Who is Lizzie though? Lizzie is a middle-class, educated, college librarian living and, in some sense, maintaining her classicalist, turned coder husband Ben, and inquisitive son Eli. Ben, like many of the other academics in the book, has had to find other means, whether pertaining to their fields or not, to find work. Lizzie and all the people in her circle fit the white, metropolitan, NPR-listening Gen-X/older Millennial type. They run podcasts, take their kids to gifted schools, and enjoy creature comforts. This bourgeois world of comforts, activities, and distractions, which have come to define our “everdays,” is at every turn stagnant and detached. Take this revealing passage, where Lizzie says:
Henry and Catherine come over for dinner. She brings giant sunflowers and I try to find a vase to hold them. She seems unnerved by all the books. “Have you read all of these?” she asks me. Later, she starts a conversation based on the idea that we’re living in unprecedented times.
I can see Ben hesitate. He has a complicated relationship to modern things. On the one hand, he makes educational video games. On the other, he has a PhD in classics. Two bad years on the job market and then he quit and learned to code.
I decide to comment for him. I recount some half-baked story about Lucretius. This guy lived in the first century BCE but claimed that in his time there was too much bored rushing around. Terrible fears one minute! Apathy the next! Catherine looks at Henry and then at me. “I just meant politics,” she says. (Offill 37).
For context, this passage is the entirety of the scene; as one perhaps would perceive this as being part of a bigger scene, its entirety is an anecdote that analogizes Lucretius with Ben, but also everyone. In this one scene, the many sorts of contradictions and banalities with modernity and time are sort of on display. Firstly, her being a librarian, the inferably large mounds of books they have, and the “idea that we’re living in unprecedented times” point to the way modernity modulates between productivity, urgency, and leisure. This is later supplemented by the second part of the anecdote, the all too real work force experience of Ben. He studied for years in a very contemplative, critical field that is some parts leisure, some parts productivity, and perhaps little urgency into a field that is perhaps all productivity and all urgency. The final part of the anecdote uses the story of Lucretius to capture the precise modulation between dread and malaise, but the sort of ‘volta’ or punchline, if you will permit me, is Catherine’s own sort of apathetical dismissal of the analogy Lizzie was trying to make.
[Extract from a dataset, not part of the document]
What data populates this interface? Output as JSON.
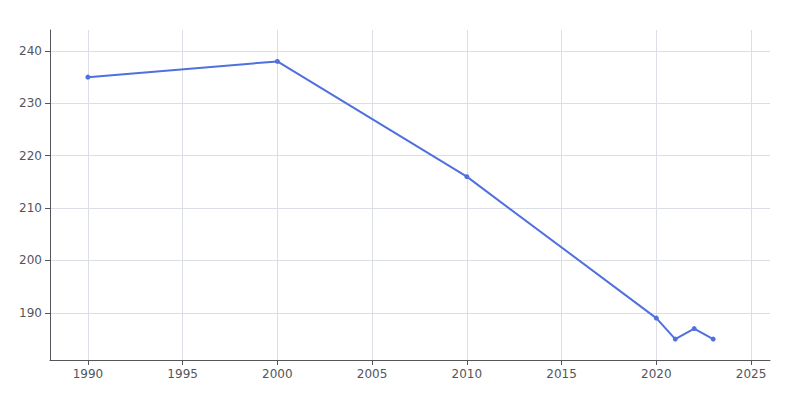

As if to say, “I was just referring to politics; it’s not that deep.” What we hear in this aphoristic anecdote is a display of the inability to historize, so key to the postmodern condition. ‘ So many books, yet so little time to read them. So much knowledge, all of it useless when all you really need to know is how to use Python. Lucretius, an important poet and philosopher, is just a relic of the past. The politics of today are just the politics of now. Nothing ever happens.’ Yet as we’ll see later in the novel as Lizzie starts to integrate this condition she finds herself in, things indeed are happening, slowly but surely.